U.S. Soybean exports to China are flooding ports even as a delay in the planned Trump-Xi summit casts a shadow over trade talks. Farmers and traders are on edge, watching closely to see if this momentum will hold or stall in the weeks ahead.

China Remains a Key Buyer Despite Summit Delay

Chinese demand still drives much of the U.S. Agricultural export market. Even though the scheduled meeting between President Donald Trump and Chinese President Xi Jinping appears postponed, shipments of U.S. Soybeans into China have surged. The delay stems from geopolitical concerns, including tensions in the Middle East and disruptions around the Strait of Hormuz, rather than a breakdown in trade negotiations.

This means trade talks are ongoing, albeit behind the scenes. Recent meetings between U.S. Treasury Secretary Scott Bessent and Chinese Vice Premier He Lifeng in Paris focused on advancing discussions around agriculture, supply chains, and trade balance. While no new deals were signed, China expressed openness to buying more U.S. Farm goods.

Farmers Watch for Concrete Buying Signals

China’s appetite for U.S. Soybeans remains substantial. The country will probably buy around 25 million metric tons of U.S. Soybeans this year, a figure that has yet to be formalized in writing. Still, there’s a sense of caution among market watchers. Analysts say that while Chinese officials mentioned potential purchases of corn and wheat, soybeans were notably absent from the latest talks.

Rich Nelson of Allendale Inc. Pointed to this as a source of anxiety. "The initial hope was for a second wave of soybean purchases," he said. "But current signals suggest those may not materialize soon." The soybean market started the week with a sharp sell-off, influenced partly by geopolitical risks but also by uncertainty over biofuel policy and doubts about renewed Chinese buying.

Trade Talks Continue Amid Global Supply Chain Worries

Officials on both sides acknowledge the complexity of global trade dynamics right now.

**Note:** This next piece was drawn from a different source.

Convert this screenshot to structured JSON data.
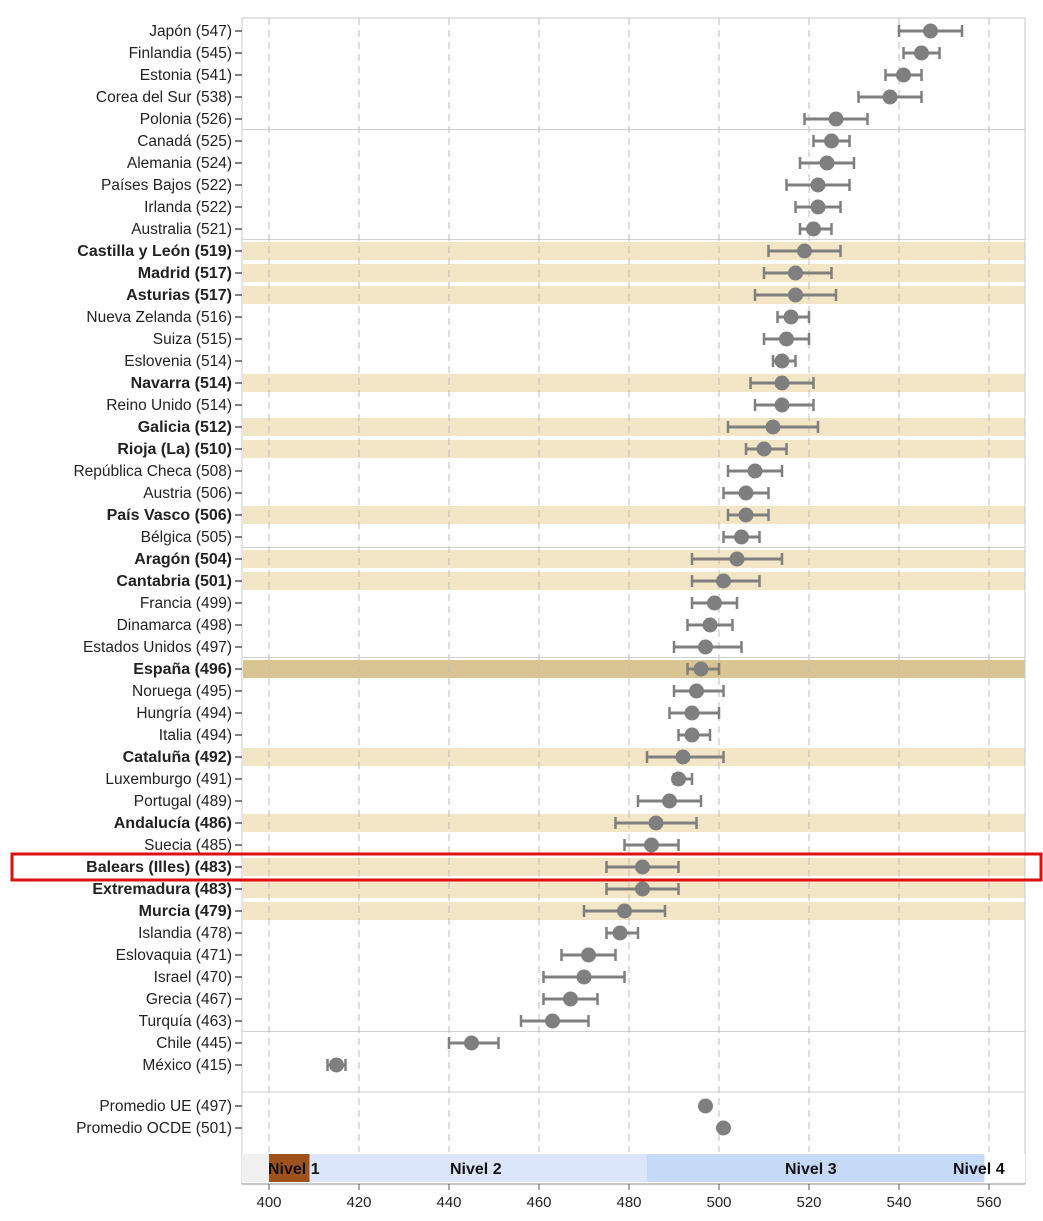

The U.S.-China agricultural relationship doesn’t exist in a vacuum.

Issues like rare earth supply, tariffs, and port fees have been part of recent negotiations, with some concessions made in prior talks, including tariff rollbacks on various farm products.

Still, the current atmosphere is tense. Delays in the presidential summit add to the unpredictability, leaving producers and exporters unsure how quickly any agreements will translate into actual purchases. Shaun Haney, host of RealAg Radio, emphasized the importance of the upcoming talks for farmers. "The meeting, if it happens, could bring some calm and clarity," he said. "Without it, uncertainty lingers, and no one really knows who holds the leverage."

Market Impact and Looking Ahead

The ripple effect of Chinese buying patterns is visible across Midwest grain and Plains livestock markets. Soybeans, in particular, remain sensitive to any shifts in trade expectations. A pause or slowdown in Chinese purchases could depress prices and strain export-dependent sectors.

On the flip side, strong shipments to China this month offer some optimism. They suggest that, despite delays in high-level talks, the underlying demand for U.S. Agricultural products persists. Logistics challenges remain, however. Global supply chains are still recovering from recent disruptions, and policy uncertainty adds another layer of risk.

Farmers and traders will likely monitor China’s demand signals closely in the weeks ahead. Whether the current soybean flow continues or falters may hinge on how quickly and effectively the U.S. And China can resume formal negotiations and move toward concrete agreements. The broader geopolitical landscape will continue to play a role, making the road ahead anything but straightforward.

While the Trump-Xi summit delay clouds the outlook, U.S. Soybean exports to China are still moving in strong volumes. The bigger question remains: will this trend hold if talks stall further, or will uncertainty slow the flow of America’s biggest agricultural export?